Controlled Release Cysteamine Eye Drop Development
Corneal cystine crystal accumulation in patients with cystinosis is treated by hourly administration of topical cysteamine eye drops. Topical ophthalmic cysteamine has proven to be effective in dissolving corneal cystine crystals but requires extremely frequent administration, up to once per waking hour, to achieve clinically relevant results. Cysteamine is also highly susceptible to oxidative degradation, thus requiring that the eye drops be frozen until opening, stored in the refrigerator, and disposed of within one week. The strict dosing regimen and high concentration of drug per drop make this treatment inconvenient and painful for patients. The purpose of this study is to develop and test a controlled release formulation that provides one full day of cysteamine therapy in a single eye drop.
To this end, our group has developed a thermoresponsive gel drop that contains spray-dried, cysteamine-loaded microspheres. We recently published a peer-reviewed article in the journal Drug Delivery and Translational Research describing this system (https://pubmed.ncbi.nlm.nih.gov/33543397/). This combined system is designed to reside beneath the lower eyelid and release drug in a sustained fashion. We have also validated a robust and novel spectroscopy method for assessing drug stability over time, with secondary validation using chromatography. This allows us to closely monitor the shelf-life and activity of the stored drug formulation. The current formulation is stable for over 7 weeks at 4C.
In another recently published study (https://www.sciencedirect.com/science/article/pii/S0378517322005476 ), we quantified drug levels over time eluting from the gel drop in our healthy rabbit biodistribution model. All samples were analyzed using a LC/MS method. To summarize our findings, drug concentration in cornea and aqueous humor were comparable between the cysteamine gel eye drop and standard eye drops after 24 hours (1 drop versus 12). The results suggest that a single gel eye drop can sustain sufficient drug release for 24 hours with no signs of IOP change or irritation.
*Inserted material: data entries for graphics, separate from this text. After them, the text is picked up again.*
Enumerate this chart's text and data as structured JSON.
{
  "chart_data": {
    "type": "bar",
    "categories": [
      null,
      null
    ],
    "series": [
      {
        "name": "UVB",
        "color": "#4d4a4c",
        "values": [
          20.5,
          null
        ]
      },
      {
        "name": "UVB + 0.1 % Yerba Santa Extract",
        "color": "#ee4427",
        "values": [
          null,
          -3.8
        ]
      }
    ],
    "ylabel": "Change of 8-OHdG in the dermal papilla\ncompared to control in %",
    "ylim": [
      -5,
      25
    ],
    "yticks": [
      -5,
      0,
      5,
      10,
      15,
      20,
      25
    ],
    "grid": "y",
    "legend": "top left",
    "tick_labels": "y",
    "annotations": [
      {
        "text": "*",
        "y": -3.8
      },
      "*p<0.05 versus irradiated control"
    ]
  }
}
We have confirmed that drug release from the scalable, GMP-grade spray dried formulation, as with our previous double emulsion microspheres, is sustained longer in the presence of gel. We would currently recommend a dosing frequency of once per day based on our rabbit data. We are currently testing the efficacy of that dosing frequency in the CTNS-/- mouse. We are using longitudinal OCT imaging to semi-quantitatively evaluate crystal density and location using pixel intensity for comparison. While our initial attempts showed significant deterioration of corneal health over time (unrelated to the test materials), these studies are using a different application method that eliminates those issues. Currently, we are validating these methods as we wait for more mice to age into the appropriate range for testing.
The application method on mouse eyes is challenging, and as such has taken considerable time to optimize. We believe, based on the reports of other technologies facing similar challenges, that we can proceed with commercialization efforts without these data. Our next major milestone will be to engage the FDA in a discussion about translation and what studies, if any, need to be completed.